Finding the Invisible Dyslexic
Sometimes the symptoms of dyslexia are obvious, sometimes not. There is a huge population whom I refer to as “the invisible ones”. They are the people who get by, are able to read and write, get reasonable grades, and kind of just float around. I happen to be one of them.
Some of my old report cards provide glimpses of a student who showed promise but was eventually categorized as being average non-university material. I eventually proved “them” wrong and went to university but I could never cut an A grade. I just sat in my Bs and Cs and graduated. I also found that multiple-choice exams were difficult for me, so avoided courses that were structured around them.
One of my clients had a goal to get As in school to ensure he’d get into engineering like his parents. His parents recognized the importance of this and knew the likelihood was slim considering his grades averaged in the Bs. For those struggling this would be a dream but for this person, he knew what it took to take on this level of education. He completed the Davis Dyslexia Correction Program and last I heard, met his goals.

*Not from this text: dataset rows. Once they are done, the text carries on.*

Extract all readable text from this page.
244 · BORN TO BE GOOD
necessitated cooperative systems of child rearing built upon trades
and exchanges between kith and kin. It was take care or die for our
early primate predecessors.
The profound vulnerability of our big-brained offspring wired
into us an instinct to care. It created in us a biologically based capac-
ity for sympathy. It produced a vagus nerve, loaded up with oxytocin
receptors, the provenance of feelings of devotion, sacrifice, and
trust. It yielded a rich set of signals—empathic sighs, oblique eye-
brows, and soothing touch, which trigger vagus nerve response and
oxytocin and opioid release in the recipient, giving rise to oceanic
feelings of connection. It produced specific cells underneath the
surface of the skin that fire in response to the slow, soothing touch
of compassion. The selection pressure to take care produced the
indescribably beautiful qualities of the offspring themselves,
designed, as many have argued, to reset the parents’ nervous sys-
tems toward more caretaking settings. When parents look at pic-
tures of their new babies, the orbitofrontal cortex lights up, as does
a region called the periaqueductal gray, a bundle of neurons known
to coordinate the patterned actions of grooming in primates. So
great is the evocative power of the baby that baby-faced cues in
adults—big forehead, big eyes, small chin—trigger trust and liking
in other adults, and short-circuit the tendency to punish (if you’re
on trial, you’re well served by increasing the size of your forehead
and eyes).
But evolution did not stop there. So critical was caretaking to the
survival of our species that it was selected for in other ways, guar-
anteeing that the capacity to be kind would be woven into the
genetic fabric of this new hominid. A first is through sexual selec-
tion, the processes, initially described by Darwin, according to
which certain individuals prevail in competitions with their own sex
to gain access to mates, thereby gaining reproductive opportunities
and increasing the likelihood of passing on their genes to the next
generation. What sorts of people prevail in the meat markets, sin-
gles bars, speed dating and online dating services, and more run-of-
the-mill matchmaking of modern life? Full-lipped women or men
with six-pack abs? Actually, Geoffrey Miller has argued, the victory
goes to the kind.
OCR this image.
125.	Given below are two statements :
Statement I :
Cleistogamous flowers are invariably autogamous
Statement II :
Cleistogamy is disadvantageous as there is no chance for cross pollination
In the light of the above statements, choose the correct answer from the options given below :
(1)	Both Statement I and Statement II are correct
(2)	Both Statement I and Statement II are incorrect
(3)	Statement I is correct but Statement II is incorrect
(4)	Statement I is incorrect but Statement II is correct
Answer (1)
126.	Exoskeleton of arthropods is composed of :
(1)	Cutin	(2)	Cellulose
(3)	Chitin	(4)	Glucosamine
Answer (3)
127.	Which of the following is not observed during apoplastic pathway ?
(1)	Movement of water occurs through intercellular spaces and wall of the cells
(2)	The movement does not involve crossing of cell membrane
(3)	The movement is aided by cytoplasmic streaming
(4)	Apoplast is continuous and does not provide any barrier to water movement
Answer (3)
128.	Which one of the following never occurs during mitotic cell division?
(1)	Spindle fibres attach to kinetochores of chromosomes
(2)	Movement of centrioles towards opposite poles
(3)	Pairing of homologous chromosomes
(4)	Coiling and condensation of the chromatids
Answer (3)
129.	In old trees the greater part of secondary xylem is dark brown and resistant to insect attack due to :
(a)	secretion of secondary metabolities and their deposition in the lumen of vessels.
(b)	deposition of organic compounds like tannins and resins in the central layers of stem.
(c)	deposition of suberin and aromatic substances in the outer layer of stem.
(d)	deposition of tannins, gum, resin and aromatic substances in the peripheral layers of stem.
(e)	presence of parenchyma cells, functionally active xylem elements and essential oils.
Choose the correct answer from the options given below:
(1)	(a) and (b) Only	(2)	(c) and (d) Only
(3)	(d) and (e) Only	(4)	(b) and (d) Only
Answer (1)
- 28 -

Many people with dyslexia do not always follow the format of being “disabled”. There are many reasons for this outlined in the book, The Gift of Dyslexia, by Ronald D. Davis. One is the level of disorientation an individual has and their response to the mistakes, or in other words compulsive solutions. There are many such solutions that vary as much as the symptoms of dyslexia. And while some of these appear to solve a problem, they actually are responsible for the disability side of dyslexia becoming more visible. This explains why all of a sudden it is reported in grade 7, for example, that your child is struggling when in previous years they were doing ok. The compulsive solutions no longer work!
Some of these compulsive solutions may include :
1: Singing the alphabet song
2: Heavy concentration
3: Get others to do things for them
4: Avoidance of tasks
5: Class clown / extreme shyness
6: Unusual postures/movements
The Davis Learning Strategies provides in-class methods for all children. While it helps the obvious dyslexic learn, it fills in the gap for many who are passing the grade but not excelling. It fits neatly into regular classroom instruction, provides focusing techniques for all (and who doesn’t need that), and addresses and introduces language in a way suitable for all learners. It promotes inclusivity and embraces and accepts all types of thinkers. It provides techniques to help you become the best you can be. What a marvelous way to provide a safe academic environment for all children!